Maybe “crash” is a bit hyperbolic, but “plunge” is entirely fair.
European equities fell the most since early December on Friday as trade tensions reared their ugly head. The EuroStoxx 50 fell some 3% and was down more than that with half an hour to go before the close.
It was the largest one-day loss for the gauge since December 6, the day after news that Canada arrested Huawei CFO Meng Wanzhou helped trigger a flash crash in S&P futures on the reopen following a national day of mourning in the US for former President George HW Bush.
Basic resources and auto shares were mauled to close the week. In fact, Friday looks like the third-worst day for the Stoxx 600 Auto & Parts index since Brexit.

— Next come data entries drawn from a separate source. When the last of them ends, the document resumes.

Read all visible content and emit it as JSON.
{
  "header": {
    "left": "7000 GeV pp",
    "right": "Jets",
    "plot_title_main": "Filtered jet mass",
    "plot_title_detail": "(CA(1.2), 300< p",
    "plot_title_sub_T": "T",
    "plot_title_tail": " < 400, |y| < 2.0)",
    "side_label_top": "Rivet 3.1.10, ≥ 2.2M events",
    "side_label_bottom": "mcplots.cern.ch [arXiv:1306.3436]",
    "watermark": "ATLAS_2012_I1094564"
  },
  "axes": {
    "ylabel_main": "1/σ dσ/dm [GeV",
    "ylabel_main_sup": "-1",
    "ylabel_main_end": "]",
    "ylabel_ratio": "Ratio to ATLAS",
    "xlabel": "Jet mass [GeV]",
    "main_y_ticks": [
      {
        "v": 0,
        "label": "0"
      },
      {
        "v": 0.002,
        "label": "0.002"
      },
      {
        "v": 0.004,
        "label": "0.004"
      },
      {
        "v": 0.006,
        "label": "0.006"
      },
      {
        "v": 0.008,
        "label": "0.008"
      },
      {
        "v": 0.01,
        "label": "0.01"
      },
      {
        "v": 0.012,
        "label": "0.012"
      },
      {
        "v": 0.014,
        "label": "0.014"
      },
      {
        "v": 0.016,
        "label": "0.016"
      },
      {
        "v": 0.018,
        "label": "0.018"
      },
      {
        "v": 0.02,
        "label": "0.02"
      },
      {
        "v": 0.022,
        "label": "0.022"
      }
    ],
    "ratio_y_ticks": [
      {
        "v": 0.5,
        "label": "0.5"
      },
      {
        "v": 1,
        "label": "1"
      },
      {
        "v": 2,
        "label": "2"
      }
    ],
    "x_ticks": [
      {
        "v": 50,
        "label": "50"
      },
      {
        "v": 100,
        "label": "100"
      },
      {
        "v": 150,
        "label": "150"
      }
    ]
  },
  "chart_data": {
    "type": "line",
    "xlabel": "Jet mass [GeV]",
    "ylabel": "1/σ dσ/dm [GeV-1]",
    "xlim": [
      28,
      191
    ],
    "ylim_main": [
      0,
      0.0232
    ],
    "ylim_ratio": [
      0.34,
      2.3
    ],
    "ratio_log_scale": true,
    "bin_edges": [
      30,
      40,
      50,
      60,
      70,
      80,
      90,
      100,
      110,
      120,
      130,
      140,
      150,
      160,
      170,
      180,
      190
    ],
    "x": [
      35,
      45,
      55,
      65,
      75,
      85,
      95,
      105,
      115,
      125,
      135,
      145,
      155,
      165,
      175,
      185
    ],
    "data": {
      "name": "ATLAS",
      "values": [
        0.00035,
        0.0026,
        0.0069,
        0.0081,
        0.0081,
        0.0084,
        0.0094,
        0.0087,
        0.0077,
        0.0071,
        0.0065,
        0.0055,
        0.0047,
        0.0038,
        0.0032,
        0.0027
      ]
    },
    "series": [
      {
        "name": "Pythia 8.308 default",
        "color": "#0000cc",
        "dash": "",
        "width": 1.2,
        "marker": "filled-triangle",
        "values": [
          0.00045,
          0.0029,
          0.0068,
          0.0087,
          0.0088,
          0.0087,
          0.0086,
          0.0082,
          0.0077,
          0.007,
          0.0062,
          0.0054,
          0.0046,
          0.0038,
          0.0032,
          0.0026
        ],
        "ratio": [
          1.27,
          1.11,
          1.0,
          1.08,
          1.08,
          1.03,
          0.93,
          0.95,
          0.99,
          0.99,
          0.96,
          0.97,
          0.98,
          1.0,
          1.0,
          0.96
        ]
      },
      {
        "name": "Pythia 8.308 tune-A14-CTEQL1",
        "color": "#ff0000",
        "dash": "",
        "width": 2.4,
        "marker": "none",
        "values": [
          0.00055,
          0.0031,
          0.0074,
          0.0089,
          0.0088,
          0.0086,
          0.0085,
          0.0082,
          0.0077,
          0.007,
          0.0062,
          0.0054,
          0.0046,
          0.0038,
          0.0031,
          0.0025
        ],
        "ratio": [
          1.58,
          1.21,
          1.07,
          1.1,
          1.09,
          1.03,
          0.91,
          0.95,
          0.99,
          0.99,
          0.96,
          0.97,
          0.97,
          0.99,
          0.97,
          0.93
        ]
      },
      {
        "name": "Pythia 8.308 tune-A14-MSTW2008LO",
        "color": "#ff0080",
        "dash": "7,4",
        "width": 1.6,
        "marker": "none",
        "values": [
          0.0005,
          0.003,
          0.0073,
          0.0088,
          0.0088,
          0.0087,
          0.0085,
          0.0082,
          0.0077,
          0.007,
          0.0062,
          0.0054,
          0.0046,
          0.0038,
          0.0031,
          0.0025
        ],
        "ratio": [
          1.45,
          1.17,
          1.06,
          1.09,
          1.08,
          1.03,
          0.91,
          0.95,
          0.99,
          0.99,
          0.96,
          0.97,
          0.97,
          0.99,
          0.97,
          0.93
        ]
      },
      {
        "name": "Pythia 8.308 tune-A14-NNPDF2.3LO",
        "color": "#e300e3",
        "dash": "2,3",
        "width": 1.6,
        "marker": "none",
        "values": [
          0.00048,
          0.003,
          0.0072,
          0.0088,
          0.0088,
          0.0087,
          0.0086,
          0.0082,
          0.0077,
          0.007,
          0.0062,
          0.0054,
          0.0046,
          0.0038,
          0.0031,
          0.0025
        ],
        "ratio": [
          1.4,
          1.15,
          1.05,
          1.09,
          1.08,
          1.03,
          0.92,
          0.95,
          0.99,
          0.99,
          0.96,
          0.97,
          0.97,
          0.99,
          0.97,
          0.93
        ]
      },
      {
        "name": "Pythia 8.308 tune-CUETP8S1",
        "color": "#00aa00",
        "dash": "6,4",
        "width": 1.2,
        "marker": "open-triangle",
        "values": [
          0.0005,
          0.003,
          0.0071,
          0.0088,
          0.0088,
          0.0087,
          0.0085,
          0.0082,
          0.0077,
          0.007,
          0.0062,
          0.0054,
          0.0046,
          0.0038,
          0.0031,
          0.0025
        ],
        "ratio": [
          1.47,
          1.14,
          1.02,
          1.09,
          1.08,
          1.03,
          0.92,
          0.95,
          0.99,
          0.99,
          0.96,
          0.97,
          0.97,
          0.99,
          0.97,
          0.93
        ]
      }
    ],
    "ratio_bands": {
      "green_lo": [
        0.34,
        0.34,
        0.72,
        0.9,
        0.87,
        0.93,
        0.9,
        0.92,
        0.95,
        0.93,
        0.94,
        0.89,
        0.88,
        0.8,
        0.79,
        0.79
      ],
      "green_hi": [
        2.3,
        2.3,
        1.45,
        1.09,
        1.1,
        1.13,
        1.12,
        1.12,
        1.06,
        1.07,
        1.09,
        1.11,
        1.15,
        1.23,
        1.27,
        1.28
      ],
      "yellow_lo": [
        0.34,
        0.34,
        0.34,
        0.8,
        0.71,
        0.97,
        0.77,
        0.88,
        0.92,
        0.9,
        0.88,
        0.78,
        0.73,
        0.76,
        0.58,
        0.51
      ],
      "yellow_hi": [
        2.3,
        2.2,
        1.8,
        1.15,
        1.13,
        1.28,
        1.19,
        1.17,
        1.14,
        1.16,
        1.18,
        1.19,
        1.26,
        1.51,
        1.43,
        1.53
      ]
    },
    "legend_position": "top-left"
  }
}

Obviously, European autos have been laboring under the threat of 232 tariffs from the Trump administration for a year and any sign of aggression from the White House on trade is a death knell for the space.
The VStoxx jumped nearly 40% on Friday (and forgive us for quoting that in percentage terms, but it just sounds better on days like today) to the highest since May, the last time Trump and Beijing were at one another’s throats.
As ever, the silver lining is that the more acute the market turmoil, the stronger the case for more monetary accommodation. And when it comes to Europe, that case was already pretty strong.
Earlier, 10-year German yields fell to -50bp. Around the same time, 30-year bund yields dropped below zero, meaning the entire German curve was negative.